The keenness of responding parties (and sometimes referring parties) to raise jurisdictional challenges about every little (and big) thing is, perhaps, an understandable part of adjudication. It often seems as though parties raise these challenges regardless of whether they believe the challenge has any merit, and irrespective of the stage that the adjudication has reached. Some challenges are simply wide ranging general reservations, others are concerned with more specific grounds.
This need to repeatedly challenge jurisdiction may be fed by a party not wanting to lose its chance to challenge the adjudicator’s decision at the enforcement stage. After all, we have seen a number of cases where, because a party did not raise a challenge at the time, it has been unable to do so later.
Therefore, it came as a bit of a surprise to read the judgment in SG South v Swan Yard. Not only had the adjudicator reached what Coulson J described as an “erroneous” conclusion (he decided that despite the parties not having a written contract, he still had the necessary jurisdiction to act as the adjudicator), but the parties did not challenge this. Unusually, the responding party was happy for the adjudicator to continue and made no challenge during the adjudication or at the enforcement hearing. In fact, had the court not looked at this point, it is arguable that the point would not have arisen at all.
Everyone knows that a construction contract has to be “in writing” (section 107(2), Construction Act 1996) but how often do parties look to section 107(5) (which provides that an agreement will be “in writing” if, during the course of adjudication, arbitral or legal proceedings, one party alleges the existence of an oral agreement and the other party does not deny it)?
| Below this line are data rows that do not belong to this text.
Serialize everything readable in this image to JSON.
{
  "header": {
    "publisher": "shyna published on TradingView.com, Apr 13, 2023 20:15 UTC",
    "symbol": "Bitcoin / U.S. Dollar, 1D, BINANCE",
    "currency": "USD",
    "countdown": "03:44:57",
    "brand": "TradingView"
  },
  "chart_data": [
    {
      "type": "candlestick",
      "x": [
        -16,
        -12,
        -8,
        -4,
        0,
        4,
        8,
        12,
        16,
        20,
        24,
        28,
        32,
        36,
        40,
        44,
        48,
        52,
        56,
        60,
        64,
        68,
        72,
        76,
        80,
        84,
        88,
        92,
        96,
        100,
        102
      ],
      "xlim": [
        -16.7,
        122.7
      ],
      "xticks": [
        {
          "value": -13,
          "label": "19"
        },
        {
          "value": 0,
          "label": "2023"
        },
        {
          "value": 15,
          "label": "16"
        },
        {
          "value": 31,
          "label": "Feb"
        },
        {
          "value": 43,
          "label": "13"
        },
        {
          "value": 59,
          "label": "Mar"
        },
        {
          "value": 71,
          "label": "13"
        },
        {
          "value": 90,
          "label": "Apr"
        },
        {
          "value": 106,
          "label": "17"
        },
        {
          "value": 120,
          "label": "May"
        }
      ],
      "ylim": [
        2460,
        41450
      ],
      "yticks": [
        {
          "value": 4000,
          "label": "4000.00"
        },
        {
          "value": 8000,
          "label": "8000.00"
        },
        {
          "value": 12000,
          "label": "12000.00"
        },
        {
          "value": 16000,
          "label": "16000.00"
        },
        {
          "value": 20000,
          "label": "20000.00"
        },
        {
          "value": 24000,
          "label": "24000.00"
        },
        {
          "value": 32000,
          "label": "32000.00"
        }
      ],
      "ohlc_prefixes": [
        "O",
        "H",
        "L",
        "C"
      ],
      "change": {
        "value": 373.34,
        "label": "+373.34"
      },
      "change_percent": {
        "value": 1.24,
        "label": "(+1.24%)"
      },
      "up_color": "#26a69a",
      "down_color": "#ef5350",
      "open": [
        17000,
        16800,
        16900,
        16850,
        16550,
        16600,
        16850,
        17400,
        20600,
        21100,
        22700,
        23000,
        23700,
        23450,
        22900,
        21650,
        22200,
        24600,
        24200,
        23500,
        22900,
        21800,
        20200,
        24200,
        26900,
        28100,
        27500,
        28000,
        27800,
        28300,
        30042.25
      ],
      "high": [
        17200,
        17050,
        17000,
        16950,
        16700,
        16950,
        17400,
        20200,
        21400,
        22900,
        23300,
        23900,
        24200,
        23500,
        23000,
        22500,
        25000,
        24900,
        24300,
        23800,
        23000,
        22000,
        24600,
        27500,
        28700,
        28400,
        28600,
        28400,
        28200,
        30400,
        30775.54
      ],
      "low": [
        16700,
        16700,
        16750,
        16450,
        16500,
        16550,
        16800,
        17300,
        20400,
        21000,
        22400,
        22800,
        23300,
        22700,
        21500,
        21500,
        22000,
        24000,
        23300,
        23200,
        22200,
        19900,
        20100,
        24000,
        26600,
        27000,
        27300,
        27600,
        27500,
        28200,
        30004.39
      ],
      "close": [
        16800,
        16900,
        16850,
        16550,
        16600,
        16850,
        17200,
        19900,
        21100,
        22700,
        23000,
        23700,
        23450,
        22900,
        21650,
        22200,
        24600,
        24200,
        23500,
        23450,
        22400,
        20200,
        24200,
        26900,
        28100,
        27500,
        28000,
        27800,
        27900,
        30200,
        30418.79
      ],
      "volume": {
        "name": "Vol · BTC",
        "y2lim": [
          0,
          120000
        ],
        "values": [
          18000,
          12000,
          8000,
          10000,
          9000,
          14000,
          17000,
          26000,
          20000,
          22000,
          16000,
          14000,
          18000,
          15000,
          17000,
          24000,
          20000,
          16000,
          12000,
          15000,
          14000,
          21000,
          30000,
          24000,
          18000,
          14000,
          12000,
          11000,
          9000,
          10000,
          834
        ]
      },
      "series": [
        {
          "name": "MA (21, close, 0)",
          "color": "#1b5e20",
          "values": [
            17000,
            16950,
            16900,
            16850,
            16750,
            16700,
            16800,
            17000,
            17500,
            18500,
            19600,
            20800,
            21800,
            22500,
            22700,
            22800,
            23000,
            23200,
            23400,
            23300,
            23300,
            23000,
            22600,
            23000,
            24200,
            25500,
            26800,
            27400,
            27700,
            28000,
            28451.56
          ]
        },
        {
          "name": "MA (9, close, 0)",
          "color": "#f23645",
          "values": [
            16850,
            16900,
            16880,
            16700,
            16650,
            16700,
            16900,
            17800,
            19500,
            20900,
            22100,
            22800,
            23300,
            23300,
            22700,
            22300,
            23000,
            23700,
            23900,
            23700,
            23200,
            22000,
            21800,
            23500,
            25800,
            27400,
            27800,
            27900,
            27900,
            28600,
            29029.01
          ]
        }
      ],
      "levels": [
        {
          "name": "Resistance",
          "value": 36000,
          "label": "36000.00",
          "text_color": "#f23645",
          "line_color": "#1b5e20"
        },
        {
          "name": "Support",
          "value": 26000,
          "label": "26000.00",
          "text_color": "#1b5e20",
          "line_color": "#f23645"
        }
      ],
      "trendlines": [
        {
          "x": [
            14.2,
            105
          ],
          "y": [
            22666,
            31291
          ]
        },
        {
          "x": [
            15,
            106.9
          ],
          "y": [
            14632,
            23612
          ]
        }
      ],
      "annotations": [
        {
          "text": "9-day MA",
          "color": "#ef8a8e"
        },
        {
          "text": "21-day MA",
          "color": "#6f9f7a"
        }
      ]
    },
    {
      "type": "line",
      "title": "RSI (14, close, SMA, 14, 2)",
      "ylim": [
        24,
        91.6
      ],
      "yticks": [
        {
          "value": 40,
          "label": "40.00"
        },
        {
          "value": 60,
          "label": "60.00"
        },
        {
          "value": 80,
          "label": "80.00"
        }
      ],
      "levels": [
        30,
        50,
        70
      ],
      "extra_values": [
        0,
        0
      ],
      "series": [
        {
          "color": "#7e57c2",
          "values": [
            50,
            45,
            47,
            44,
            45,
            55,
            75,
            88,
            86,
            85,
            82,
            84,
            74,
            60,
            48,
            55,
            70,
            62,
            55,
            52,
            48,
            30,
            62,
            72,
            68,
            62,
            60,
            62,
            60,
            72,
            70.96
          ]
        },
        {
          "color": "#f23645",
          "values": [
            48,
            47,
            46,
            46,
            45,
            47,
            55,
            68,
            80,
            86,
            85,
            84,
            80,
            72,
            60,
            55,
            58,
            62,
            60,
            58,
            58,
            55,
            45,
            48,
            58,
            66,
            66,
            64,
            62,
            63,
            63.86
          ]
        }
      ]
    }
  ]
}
In my view, because of the proliferation of jurisdictional challenges, nowadays it is rare for a situation like this to arise. Usually the adjudicator would just resign. The case certainly wouldn’t reach the courts.
However, one could argue that the parties in SG South adopted a pragmatic approach to a situation that suited them. Much cheaper and quicker to deal with a dispute valued at £100,000 through adjudication than through the courts or in arbitration. After all, had they executed the JCT management contract, adjudication is where the dispute ought to have been dealt with in the first place. Arguably, even if the adjudicator hadn’t made a mistake and had resigned, they could still have given him jurisdiction, and called it an “ad hoc” adjudication.
The “in writing” requirements of the Construction Act 1996 have been heavily criticised, especially in circumstances such as this one. If the amendments ever come into force, this type of case will become a thing of the past, not just the rarity it is today.